19 avril 2021

Coupez les nœuds réglementaires pour des conseils financiers plus simples et abordables

Par admin2020

Ce n’est pas une nouvelle que le secteur du conseil financier soit confronté à des défis importants, avec des exigences réglementaires croissantes et des pressions sur les coûts qui sapent l’économie du secteur.

Les consommateurs doivent maintenant payer des frais de conseil moyens de 3 200 $ – et les frais augmentent de façon insoutenable, avec une augmentation de 28% au cours des deux dernières années. La raison en est l’augmentation exponentielle de la législation, de la réglementation et de la conformité depuis les réformes de l’avenir du conseil financier en 2014, et une vague de nouvelles lois à la suite de la commission royale Hayne.

Le nœud gordien de la conformité signifie que les conseillers et les titulaires de permis sont soumis à jusqu’à 28 lois, codes de pratique et guides réglementaires différents mais qui se chevauchent.

Bien que de nombreuses règles et formalités administratives permettent à certaines personnes de se sentir en sécurité – même si nous dirions que c’est souvent un faux sentiment de sécurité – le fardeau de la conformité ne fait rien pour aider les consommateurs. Au contraire, il met le conseil au-delà des moyens des Australiens moyens et chasse les conseillers du secteur.

Il y a maintenant 20 000 conseillers (contre environ 25 000 il y a quelques années), et le nombre devrait encore baisser, avec très peu de nouveaux diplômés venant de nos universités et choisissant le conseil comme profession.

La bonne nouvelle, cependant, est que le conseil financier est un secteur beaucoup plus professionnel qu’il ne l’était il y a à peine quelques années.
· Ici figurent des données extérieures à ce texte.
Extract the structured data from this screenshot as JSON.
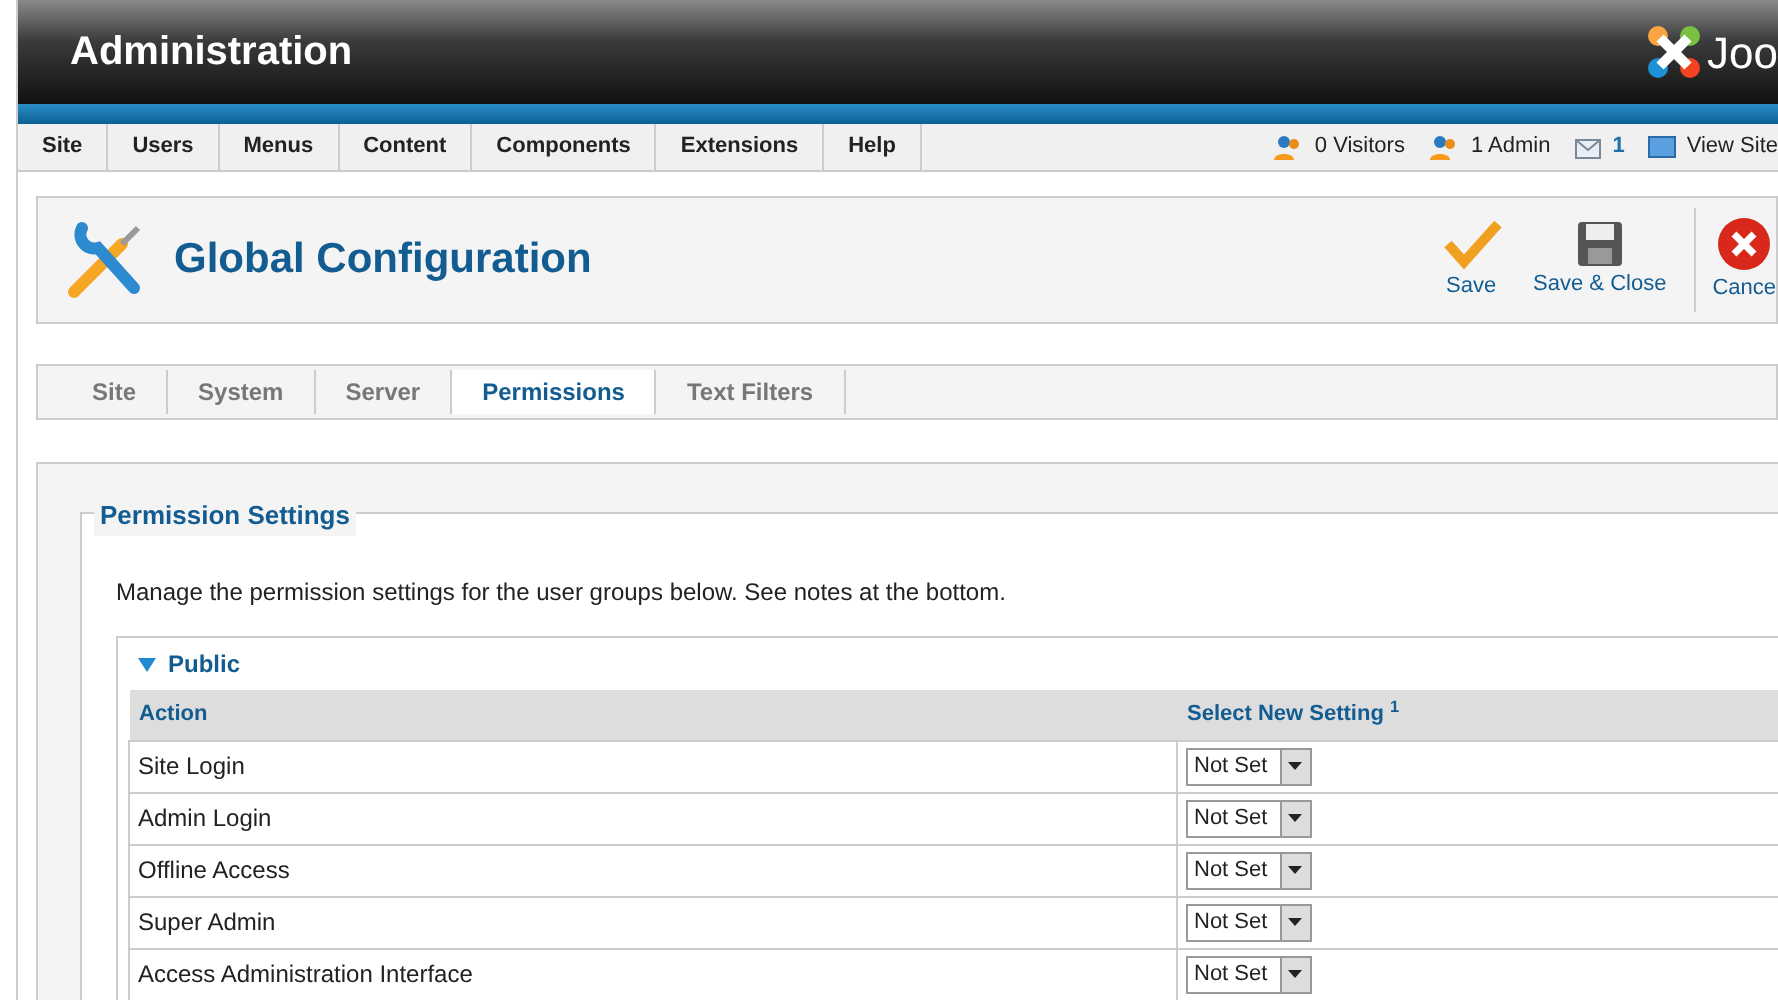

Dans cinq ans, tous les conseillers financiers seront diplômés, testés en éthique et soumis à un régime professionnel dépassant celui de nombreuses autres professions.

Avec notre livre vert, nous menons le débat politique sur la manière dont le secteur du conseil financier devrait être gouverné pour qu’il soit durable Notre objectif est que le coût de la fourniture et de l’achat de conseils financiers soit réduit sans nuire à la qualité des conseils ou éroder d’importants protections des consommateurs.

Le FSC, qui compte parmi ses membres des sociétés de conseil licenciées, soutient la devoir d’intérêt supérieur rester la pierre angulaire du secteur du conseil, et pour que les conseillers aient un niveau d’éducation élevé et soient soumis à un code d’éthique.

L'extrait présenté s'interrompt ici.